FirmReBugger: A Benchmark Framework for Monolithic Firmware Fuzzers

Monolithic Firmware is widespread. Unsurprisingly, fuzz testing firmware is an active research field with new advances addressing the unique challenges in the domain. However, understanding and evaluating improvements by deriving metrics such as code coverage and unique crashes are problematic, leading to a desire for a reliable bug-based benchmark. To address the need, we design and build FirmReBugger, a holistic framework for fairly assessing monolithic firmware fuzzers with a realistic, diverse, bug-based benchmark. FirmReBugger proposes using bug oracles--C syntax expressions of bug descriptors--with an interpreter to automate analysis and accurately report on bugs discovered, discriminating between states of detected, triggered, reached and not reached. Importantly, our idea of benchmarking does not modify the target binary and simply replays fuzzing seeds to isolate the benchmark implementation from the fuzzer while providing a simple means to extend with new bug oracles. Further, analyzing fuzzing roadblocks, we created FirmBench, a set of diverse, real-world binary targets with 313 software bug oracles. Incorporating our analysis of roadblocks challenging monolithic firmware fuzzing, the bench provides for rapid evaluation of future advances. We implement FirmReBugger in a FuzzBench-for-Firmware type service and use FirmBench to evaluate 9 state-of-the art monolithic firmware fuzzers in the style of a reproducibility study, using a 10 CPU-year effort, to report our findings.

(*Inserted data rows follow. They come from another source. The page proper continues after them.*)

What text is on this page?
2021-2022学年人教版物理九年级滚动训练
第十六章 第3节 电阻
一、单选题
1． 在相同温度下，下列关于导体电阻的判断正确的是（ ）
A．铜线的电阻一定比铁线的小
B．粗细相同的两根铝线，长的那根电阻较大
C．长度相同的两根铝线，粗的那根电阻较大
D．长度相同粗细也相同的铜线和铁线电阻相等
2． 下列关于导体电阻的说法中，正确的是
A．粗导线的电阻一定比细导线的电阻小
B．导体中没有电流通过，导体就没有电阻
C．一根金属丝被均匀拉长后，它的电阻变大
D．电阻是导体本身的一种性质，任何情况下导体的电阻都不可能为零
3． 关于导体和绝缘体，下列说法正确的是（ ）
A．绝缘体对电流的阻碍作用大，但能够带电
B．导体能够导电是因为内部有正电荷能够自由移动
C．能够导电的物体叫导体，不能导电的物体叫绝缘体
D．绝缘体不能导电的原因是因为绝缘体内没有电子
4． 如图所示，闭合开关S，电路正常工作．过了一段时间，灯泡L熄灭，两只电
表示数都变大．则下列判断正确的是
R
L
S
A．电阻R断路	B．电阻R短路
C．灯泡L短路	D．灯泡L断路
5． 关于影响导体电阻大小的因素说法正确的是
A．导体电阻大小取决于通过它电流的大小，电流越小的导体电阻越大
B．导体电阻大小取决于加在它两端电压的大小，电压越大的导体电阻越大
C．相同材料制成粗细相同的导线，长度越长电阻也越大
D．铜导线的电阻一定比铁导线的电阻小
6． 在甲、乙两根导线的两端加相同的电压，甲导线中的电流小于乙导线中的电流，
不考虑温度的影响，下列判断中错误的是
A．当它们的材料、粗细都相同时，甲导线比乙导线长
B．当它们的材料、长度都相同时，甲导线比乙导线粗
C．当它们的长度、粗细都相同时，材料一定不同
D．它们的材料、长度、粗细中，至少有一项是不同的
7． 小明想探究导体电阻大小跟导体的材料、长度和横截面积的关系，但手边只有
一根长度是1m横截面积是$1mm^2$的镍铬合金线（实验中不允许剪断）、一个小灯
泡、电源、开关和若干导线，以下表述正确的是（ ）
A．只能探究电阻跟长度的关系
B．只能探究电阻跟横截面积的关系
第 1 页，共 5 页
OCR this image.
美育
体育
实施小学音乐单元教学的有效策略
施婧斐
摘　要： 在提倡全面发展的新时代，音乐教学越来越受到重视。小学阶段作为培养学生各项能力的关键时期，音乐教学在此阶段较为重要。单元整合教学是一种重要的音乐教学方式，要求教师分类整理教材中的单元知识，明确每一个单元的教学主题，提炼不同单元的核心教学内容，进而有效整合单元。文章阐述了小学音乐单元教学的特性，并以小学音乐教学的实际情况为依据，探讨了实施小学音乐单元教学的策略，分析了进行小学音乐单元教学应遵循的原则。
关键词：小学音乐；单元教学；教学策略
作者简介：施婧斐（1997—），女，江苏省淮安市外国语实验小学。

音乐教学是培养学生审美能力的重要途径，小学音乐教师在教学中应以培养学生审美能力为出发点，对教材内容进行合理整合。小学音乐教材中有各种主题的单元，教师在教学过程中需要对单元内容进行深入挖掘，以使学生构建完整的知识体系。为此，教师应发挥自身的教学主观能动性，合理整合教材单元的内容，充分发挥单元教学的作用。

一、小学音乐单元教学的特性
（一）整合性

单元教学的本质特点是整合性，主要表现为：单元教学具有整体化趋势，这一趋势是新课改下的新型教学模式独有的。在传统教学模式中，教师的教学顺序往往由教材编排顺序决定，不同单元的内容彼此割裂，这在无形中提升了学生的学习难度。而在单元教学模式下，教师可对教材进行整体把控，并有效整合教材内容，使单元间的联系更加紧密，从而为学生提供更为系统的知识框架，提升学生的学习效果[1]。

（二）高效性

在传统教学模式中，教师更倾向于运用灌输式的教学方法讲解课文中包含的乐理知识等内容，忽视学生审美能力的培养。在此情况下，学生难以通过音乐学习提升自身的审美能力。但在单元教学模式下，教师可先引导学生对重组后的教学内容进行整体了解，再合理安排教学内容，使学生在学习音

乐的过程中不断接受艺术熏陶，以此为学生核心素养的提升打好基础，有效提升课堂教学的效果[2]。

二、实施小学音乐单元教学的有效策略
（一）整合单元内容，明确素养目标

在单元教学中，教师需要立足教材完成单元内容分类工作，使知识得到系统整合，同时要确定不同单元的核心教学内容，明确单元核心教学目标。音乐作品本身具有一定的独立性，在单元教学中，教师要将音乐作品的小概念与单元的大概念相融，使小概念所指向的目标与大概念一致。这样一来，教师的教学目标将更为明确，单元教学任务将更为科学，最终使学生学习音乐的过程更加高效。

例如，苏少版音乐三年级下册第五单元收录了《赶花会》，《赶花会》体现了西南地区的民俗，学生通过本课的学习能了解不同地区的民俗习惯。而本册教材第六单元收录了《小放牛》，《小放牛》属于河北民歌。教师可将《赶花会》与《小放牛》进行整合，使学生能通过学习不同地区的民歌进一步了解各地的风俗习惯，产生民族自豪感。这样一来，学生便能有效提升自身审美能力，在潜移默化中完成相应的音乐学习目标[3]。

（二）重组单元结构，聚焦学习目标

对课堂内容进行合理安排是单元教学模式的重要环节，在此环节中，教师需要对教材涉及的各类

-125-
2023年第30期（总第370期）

翻译：单体固件应用广泛。相应地，固件模糊测试已成为一个活跃的研究领域，新的进展不断应对该领域特有的挑战。然而，通过代码覆盖率和独特崩溃等指标来理解和评估改进效果存在困难，这催生了对基于可靠漏洞的基准测试的需求。为满足这一需求，我们设计并构建了FirmReBugger——一个基于真实、多样、漏洞驱动的基准，用于公平评估单体固件模糊测试器的整体框架。FirmReBugger提出使用漏洞预言机（即漏洞描述符的C语言语法表达式）配合解释器来自动化分析并精确报告发现的漏洞，区分“已检测”“已触发”“已抵达”和“未抵达”四种状态。重要的是，我们的基准测试方法无需修改目标二进制文件，仅通过重放模糊测试种子即可将基准实现与模糊测试器解耦，同时为扩展新的漏洞预言机提供了简便途径。此外，通过分析模糊测试的障碍，我们创建了FirmBench——一套包含313个软件漏洞预言机的多样化真实世界二进制目标集合。该基准融合了我们对单体固件模糊测试所面临障碍的分析，能够快速评估未来的技术进展。我们将FirmReBugger实现为类FuzzBench的固件测试服务，并采用FirmBench以可复现研究的方式评估了9种前沿单体固件模糊测试器，通过相当于10个CPU年的计算投入，最终报告了我们的研究发现。